Ce soir de mars, les spectateurs de la Maison de la Poésie, à Paris, sont conquis. "C'est un véritable spectacle" qui "ressemble plus à une performance qu'à une lecture traditionnelle", se félicite Andrew, un trentenaire, qui n'a pas souhaité donner son nom de famille.
Lire des poèmes, en prose ou en vers, face au public attire de plus en plus d'auteurs, invités par des clubs, bibliothèques, librairies et festivals, comme Le Printemps des poètes, dont la 28e édition se termine fin mars.
"Tant que je suis vivant, je peux dire mes textes avec mon corps. Je ne suis pas un acteur mais je bouge sur scène, je crie quand le texte le nécessite. J'utilise mon organe comme je peux", témoigne Victor Malzac.
L'auteur de 28 ans, cheveux mi-long et barbichette, explique à l'AFP penser ses textes afin qu'ils "incitent le lecteur à les lire à voix haute".
L'écrivain et poète Victor Malzac à Paris, le 3 mars 2026
Joel Saget - AFP
"Lorsque j'en ai écrit un, je me lève et je le répète. Je le déclame, je le mets en voix pour voir si ça marche. Et si ça ne marche pas, je recommence".
Cet agrégé de lettres ayant découvert la littérature à 18 ans a déjà publié six recueils et romans depuis 2020.
Il a pris le risque de sortir les deux derniers simultanément en début d'année: le recueil "Lessive" (Le Castor Astral) et le roman "Le Monstre mur" (Les Corps conducteurs), accueillis par des critiques parfois dithyrambiques. Le Monde des livres a ainsi qualifié Victor Malzac d'"enfant sauvage de la littérature" qui "porte l'élan de toute une génération".
- "Distordre" la langue -
Le poète revendique le droit de "distordre" la langue avec une écriture sans rimes et "horizontale", faite de phrases sans point dans "Lessive".
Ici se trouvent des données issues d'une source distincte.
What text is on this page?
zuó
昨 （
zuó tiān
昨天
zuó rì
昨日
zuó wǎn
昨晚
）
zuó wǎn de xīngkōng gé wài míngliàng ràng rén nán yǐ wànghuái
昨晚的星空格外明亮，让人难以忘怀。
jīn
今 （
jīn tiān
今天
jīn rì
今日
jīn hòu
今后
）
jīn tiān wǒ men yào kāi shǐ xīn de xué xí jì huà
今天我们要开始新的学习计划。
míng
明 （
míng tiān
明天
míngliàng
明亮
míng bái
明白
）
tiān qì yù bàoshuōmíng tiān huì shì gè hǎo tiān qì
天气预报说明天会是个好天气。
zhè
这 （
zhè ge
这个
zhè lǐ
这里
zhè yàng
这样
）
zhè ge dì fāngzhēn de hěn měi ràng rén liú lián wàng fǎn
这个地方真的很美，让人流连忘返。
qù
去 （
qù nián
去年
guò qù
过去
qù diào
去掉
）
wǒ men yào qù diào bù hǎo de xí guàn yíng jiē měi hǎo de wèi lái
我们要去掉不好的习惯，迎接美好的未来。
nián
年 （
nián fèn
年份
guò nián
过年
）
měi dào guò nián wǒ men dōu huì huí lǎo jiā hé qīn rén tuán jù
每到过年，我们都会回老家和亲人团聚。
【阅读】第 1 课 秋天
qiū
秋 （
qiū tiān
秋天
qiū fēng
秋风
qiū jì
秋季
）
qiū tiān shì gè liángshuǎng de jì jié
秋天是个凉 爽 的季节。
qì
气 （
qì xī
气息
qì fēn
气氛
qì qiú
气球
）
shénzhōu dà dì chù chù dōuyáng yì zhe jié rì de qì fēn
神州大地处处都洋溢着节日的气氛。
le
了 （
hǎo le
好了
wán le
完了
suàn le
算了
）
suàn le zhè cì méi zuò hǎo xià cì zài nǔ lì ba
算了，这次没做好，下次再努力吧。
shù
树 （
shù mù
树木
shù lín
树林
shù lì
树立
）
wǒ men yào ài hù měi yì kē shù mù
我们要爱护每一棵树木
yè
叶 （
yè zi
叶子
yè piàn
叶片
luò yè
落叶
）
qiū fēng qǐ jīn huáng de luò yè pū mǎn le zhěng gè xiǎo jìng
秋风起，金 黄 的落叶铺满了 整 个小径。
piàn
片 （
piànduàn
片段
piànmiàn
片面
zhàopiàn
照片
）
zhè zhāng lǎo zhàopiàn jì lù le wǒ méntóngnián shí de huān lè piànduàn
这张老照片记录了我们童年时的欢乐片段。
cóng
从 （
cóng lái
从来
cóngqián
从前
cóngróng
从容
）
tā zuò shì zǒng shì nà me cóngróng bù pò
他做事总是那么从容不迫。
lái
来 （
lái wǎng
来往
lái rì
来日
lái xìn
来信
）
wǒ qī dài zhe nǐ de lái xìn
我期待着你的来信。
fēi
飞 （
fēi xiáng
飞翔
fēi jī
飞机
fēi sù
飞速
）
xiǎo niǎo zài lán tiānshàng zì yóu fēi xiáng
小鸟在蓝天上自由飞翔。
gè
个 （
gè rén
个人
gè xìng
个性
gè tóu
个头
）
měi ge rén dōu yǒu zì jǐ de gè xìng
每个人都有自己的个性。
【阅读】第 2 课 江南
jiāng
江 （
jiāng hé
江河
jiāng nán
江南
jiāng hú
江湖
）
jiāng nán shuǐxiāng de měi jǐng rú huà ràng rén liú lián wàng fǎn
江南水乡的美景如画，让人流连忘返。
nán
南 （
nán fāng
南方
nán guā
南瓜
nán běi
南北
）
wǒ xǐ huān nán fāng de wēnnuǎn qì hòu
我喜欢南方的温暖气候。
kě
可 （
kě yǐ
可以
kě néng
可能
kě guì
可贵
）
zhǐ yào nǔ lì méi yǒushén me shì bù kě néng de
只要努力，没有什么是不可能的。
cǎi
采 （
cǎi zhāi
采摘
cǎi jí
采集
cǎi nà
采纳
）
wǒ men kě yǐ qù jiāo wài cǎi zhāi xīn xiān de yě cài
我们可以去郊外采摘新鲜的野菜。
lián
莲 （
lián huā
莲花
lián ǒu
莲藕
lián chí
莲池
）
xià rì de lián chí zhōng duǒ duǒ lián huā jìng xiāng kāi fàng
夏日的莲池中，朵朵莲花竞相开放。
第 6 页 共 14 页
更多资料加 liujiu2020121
L'écrivain et poète Victor Malzac à Paris, le 3 mars 2026
JOEL SAGET - AFP
"L'avantage de la poésie, c'est qu'elle est libre. Et c'est pour cela qu'elle revient", soutient-il. Car les jeunes "n'ont pas envie de livres trop longs mais de livres intenses, qui parlent de vraies choses. Et je pense que la poésie, c'est émotionnellement fort". Comme l'a également démontré ces dernières années leur engouement pour le slam, le rap, et le stand-up.
Souvent accompagné d'un musicien d'électro dans ses lectures en public, Victor Malzac accorde une grande place à la musique, qui lui "donne de l'énergie pour écrire". "J'écoute beaucoup Björk, Aphex Twin et Crystal Castles. De la techno aussi".
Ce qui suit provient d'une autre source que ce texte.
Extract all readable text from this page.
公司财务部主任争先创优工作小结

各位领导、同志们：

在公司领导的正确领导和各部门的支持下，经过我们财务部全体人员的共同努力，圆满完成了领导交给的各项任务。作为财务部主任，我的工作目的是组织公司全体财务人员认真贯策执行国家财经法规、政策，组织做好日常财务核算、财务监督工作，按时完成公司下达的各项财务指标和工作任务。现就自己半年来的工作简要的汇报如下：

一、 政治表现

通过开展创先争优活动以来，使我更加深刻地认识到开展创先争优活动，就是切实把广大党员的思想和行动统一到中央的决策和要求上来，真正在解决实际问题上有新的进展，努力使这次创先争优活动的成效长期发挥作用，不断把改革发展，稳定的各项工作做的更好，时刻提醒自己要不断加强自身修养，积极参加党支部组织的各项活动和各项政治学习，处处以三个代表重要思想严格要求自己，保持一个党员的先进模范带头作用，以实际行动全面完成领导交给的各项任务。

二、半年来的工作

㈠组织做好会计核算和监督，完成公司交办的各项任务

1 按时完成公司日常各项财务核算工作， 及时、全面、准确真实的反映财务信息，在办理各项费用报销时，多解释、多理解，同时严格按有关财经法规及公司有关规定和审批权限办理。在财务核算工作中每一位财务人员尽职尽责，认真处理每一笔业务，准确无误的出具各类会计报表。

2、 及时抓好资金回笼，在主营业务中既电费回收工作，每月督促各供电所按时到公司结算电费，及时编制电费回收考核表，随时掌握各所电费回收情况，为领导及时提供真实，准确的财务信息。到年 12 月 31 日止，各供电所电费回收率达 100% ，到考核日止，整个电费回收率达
Outre Paris, il a scandé ses textes à Clermont-Ferrand, Montpellier ou Marseille dans le cadre du Printemps des poètes, un événement qui met également à l'honneur de nombreuses jeunes poétesses. A l'instar de la Marocaine Rim Battal, pour laquelle la lecture publique permet de "réconcilier les personnes fâchées avec la poésie", souvent associée à "une image poussiéreuse".
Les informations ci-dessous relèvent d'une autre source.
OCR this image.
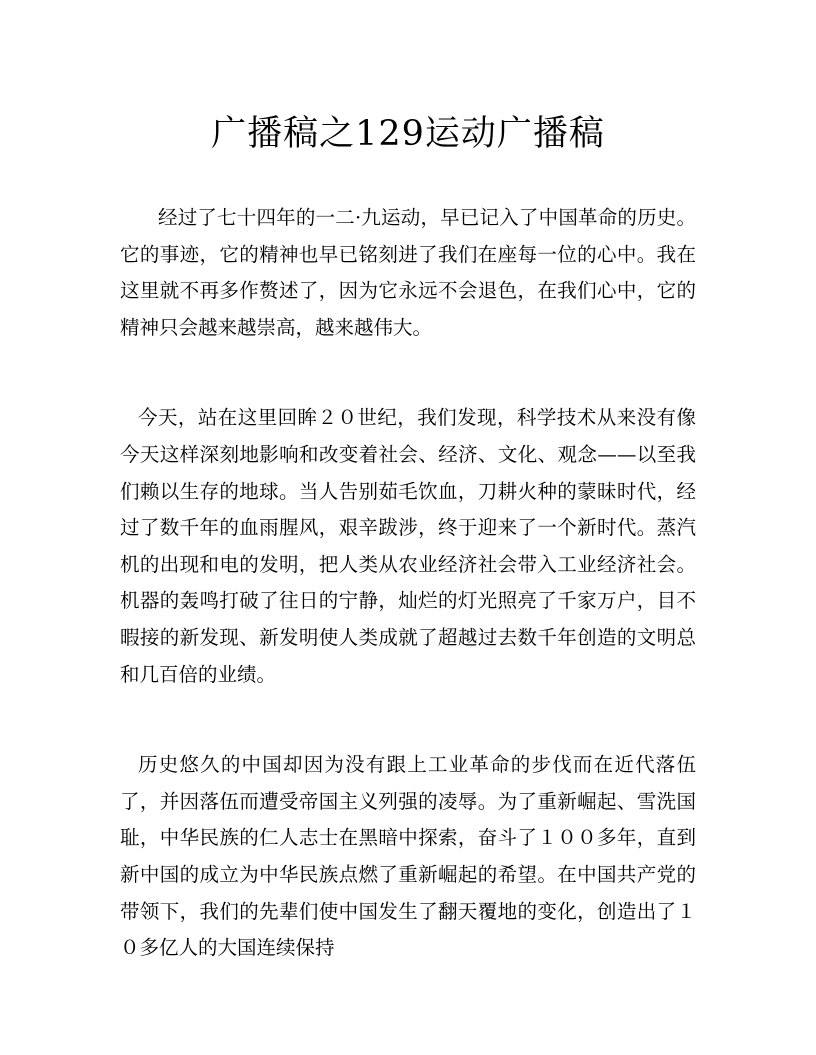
广播稿之129运动广播稿

经过了七十四年的一二·九运动，早已记入了中国革命的历史。它的事迹，它的精神也早已铭刻进了我们在座每一位的心中。我在这里就不再多作赘述了，因为它永远不会退色，在我们心中，它的精神只会越来越崇高，越来越伟大。

今天，站在这里回眸２０世纪，我们发现，科学技术从来没有像今天这样深刻地影响和改变着社会、经济、文化、观念——以至我们赖以生存的地球。当人告别茹毛饮血，刀耕火种的蒙昧时代，经过了数千年的血雨腥风，艰辛跋涉，终于迎来了一个新时代。蒸汽机的出现和电的发明，把人类从农业经济社会带入工业经济社会。机器的轰鸣打破了往日的宁静，灿烂的灯光照亮了千家万户，目不暇接的新发现、新发明使人类成就了超越过去数千年创造的文明总和几百倍的业绩。

历史悠久的中国却因为没有跟上工业革命的步伐而在近代落伍了，并因落伍而遭受帝国主义列强的凌辱。为了重新崛起、雪洗国耻，中华民族的仁人志士在黑暗中探索，奋斗了１００多年，直到新中国的成立为中华民族点燃了重新崛起的希望。在中国共产党的带领下，我们的先辈们使中国发生了翻天覆地的变化，创造出了１０多亿人的大国连续保持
L'écrivain et poète Victor Malzac à Paris, le 3 mars 2026
Joel Saget - AFP
Les réseaux sociaux sont une autre façon de partager la poésie. Comme beaucoup d'autres, c'est en y postant ses textes que s'est fait connaître la poétesse Valentine Headway, qui raconte en vers libres son quotidien de femme de ménage à Metz et vient de publier son premier ouvrage.
"Je suis femme de ménage / pas femme sans mémoire / pas femme sans voix / je suis les histoires que je n'ai pas encore dites / les poèmes que je retiens / comme je retiens ma colère / quand vous oubliez que je suis humaine", écrit-elle dans "Je nettoie vos sols et ramasse vos silences", son recueil paru aux éditions Le Soir venu.